Saturday 23 July 2005

Our booming "job" market

There was fascinating letter in yesterday's Scotsman:
Recent reports have highlighted the number of public sector jobs in Scotland. On 16 July, you reported that one in four people are employed in the public sector, more than in any other western nation.

The Scottish Executive defence is: "Since 2002 the number of people working in the public sector has gone up by [only] 27,600, while the private sector has increased by 58,400."
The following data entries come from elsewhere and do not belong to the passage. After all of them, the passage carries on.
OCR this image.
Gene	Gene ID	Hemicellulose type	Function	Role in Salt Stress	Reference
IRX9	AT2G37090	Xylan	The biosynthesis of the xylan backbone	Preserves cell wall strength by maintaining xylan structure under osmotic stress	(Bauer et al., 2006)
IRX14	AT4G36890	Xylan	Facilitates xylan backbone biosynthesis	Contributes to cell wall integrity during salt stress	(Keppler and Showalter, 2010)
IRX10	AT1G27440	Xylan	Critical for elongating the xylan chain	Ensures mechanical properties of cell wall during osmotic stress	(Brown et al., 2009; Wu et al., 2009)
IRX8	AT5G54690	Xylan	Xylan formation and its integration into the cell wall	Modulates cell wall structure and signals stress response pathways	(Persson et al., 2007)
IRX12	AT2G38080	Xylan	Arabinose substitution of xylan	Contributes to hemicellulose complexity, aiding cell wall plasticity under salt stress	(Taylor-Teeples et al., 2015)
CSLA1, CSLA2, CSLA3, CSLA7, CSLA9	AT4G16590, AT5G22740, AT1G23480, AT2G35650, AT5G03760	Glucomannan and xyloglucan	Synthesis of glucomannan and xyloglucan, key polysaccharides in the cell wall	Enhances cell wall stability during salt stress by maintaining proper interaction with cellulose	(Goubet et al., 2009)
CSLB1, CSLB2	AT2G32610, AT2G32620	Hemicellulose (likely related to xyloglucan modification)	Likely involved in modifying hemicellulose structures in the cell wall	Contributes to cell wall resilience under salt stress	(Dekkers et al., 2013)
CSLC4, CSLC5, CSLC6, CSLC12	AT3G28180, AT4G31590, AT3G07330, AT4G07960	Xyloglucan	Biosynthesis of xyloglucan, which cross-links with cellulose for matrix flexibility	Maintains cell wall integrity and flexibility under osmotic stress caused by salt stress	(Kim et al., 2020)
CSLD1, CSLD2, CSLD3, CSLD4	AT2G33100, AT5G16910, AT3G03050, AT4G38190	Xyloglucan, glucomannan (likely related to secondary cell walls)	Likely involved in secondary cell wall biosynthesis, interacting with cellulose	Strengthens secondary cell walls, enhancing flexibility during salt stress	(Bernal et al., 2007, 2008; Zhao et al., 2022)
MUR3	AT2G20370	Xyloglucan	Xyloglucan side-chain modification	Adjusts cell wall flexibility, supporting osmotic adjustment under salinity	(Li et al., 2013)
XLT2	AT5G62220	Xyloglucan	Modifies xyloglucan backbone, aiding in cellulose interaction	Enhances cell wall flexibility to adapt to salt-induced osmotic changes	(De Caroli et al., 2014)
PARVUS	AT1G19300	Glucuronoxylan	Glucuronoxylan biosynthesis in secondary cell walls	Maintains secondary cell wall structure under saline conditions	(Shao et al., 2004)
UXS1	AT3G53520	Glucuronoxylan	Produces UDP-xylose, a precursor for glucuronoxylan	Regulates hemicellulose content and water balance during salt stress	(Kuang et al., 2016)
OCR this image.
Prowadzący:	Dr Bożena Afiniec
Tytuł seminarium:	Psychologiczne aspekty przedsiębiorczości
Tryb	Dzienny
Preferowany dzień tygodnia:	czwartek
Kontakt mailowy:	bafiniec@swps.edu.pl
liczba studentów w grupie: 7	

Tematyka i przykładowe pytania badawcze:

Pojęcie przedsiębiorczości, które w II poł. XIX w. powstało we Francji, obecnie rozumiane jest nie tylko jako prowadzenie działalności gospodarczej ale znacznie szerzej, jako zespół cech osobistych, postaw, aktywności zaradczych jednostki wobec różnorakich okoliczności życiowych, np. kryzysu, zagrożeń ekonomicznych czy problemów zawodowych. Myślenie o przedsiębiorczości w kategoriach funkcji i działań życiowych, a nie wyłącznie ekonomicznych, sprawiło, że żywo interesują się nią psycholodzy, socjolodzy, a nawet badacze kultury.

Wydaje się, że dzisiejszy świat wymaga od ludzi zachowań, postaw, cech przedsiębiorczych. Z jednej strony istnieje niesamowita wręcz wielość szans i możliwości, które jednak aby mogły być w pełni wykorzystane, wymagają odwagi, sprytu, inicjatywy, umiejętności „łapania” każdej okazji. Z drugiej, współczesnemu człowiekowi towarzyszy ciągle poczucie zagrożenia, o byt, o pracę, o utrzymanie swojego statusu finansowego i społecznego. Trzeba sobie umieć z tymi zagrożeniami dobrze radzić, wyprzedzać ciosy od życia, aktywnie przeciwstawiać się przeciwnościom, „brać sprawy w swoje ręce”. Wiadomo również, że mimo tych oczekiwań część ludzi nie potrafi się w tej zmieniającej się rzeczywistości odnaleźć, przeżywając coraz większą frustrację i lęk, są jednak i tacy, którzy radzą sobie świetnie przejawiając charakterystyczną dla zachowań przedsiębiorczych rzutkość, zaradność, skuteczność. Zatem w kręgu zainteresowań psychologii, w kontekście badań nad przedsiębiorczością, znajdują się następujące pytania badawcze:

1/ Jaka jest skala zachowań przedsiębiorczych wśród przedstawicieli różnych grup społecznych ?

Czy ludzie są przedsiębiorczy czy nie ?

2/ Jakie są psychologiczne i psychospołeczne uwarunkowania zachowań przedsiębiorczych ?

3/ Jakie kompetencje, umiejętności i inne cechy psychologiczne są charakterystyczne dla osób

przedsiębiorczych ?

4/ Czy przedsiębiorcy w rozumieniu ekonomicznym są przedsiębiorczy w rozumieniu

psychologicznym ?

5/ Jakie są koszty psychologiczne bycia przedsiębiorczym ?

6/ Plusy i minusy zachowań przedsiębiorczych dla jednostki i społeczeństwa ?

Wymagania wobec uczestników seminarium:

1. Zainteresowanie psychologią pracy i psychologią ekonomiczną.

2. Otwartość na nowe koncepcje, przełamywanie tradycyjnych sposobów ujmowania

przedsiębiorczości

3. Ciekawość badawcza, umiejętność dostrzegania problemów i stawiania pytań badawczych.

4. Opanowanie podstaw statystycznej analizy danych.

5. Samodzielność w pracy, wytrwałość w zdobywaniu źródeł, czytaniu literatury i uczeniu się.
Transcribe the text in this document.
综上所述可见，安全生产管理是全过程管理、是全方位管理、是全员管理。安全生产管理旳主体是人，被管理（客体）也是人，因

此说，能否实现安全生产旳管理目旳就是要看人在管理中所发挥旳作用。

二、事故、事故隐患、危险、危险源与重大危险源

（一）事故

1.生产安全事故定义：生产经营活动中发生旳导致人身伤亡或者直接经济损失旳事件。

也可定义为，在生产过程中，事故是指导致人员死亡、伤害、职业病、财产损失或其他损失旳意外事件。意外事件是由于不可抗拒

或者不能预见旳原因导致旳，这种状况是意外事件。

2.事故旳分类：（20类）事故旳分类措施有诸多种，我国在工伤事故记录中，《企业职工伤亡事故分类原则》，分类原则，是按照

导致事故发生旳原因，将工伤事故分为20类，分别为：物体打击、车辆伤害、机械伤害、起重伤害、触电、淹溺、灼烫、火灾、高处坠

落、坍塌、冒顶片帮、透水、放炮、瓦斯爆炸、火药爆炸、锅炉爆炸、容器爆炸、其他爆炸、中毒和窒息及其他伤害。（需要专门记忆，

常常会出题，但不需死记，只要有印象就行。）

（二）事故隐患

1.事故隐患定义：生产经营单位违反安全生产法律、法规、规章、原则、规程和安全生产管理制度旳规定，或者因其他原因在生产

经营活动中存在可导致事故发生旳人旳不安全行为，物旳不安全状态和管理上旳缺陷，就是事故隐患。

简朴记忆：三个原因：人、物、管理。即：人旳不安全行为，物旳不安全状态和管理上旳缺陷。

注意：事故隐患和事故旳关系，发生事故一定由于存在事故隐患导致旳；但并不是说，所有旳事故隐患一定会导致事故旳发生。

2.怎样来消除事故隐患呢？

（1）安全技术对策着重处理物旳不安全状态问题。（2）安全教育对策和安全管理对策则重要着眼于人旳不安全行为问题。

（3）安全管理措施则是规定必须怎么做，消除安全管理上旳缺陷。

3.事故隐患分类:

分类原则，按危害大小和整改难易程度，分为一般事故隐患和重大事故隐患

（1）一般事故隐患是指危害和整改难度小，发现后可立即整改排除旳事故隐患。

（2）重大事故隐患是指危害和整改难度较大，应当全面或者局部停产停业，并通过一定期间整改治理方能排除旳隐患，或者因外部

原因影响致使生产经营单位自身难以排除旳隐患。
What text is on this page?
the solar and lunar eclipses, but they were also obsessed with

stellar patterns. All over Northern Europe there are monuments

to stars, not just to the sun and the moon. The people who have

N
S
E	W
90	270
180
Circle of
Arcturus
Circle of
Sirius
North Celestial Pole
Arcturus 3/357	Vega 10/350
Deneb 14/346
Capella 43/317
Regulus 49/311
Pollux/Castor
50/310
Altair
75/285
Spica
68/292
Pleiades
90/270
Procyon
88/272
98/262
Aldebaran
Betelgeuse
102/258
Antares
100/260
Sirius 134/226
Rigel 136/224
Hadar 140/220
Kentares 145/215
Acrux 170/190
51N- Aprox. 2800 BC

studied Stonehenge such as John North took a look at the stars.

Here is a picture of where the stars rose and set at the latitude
I know that I shouldn't be surprised but one does wonder what planet these people are on. If the number of "public" sector jobs had increased at the same rate as those in the private sector the total would have been around 19,500 and not 27,600. Putting it another way, government jobs grew by 40% more than the number needed to keep them at the already ludicrously high level. I believe that I wrote some time ago that I was destined to be the last private sector worker in Scotland. Perhaps I'll even enjoy a flat tax rate: say, a million percent.

1 comment:

David Farrer said...

Comment made on previous template:

I wouldn't want to comment on whether the proportion of Scots in public employment was a good or bad thing. However, I'd point out that one reason for high public employment in Scotland compared with other Western countries is that a number of services are provided by the state sector in Scotland that are nominally private in other western countries. Most Western countries will have a "private" health service, even if, in most cases, it is publicly funded and heavily regulated. Sweden has private postal services; Denmark has mainly private fire services; England has private water services, and many more private schools than Scotland. The private finance initiative will produce jobs that are fully funded by the state, but appear as "private" in the quoted survey. The employees of Kilmarnock prison for instance will be excluded from the ranks of public employees. Surely the ideological debate should be about whether each service is best performed by the public sector or the private sector, rather than about the raw employment statistics?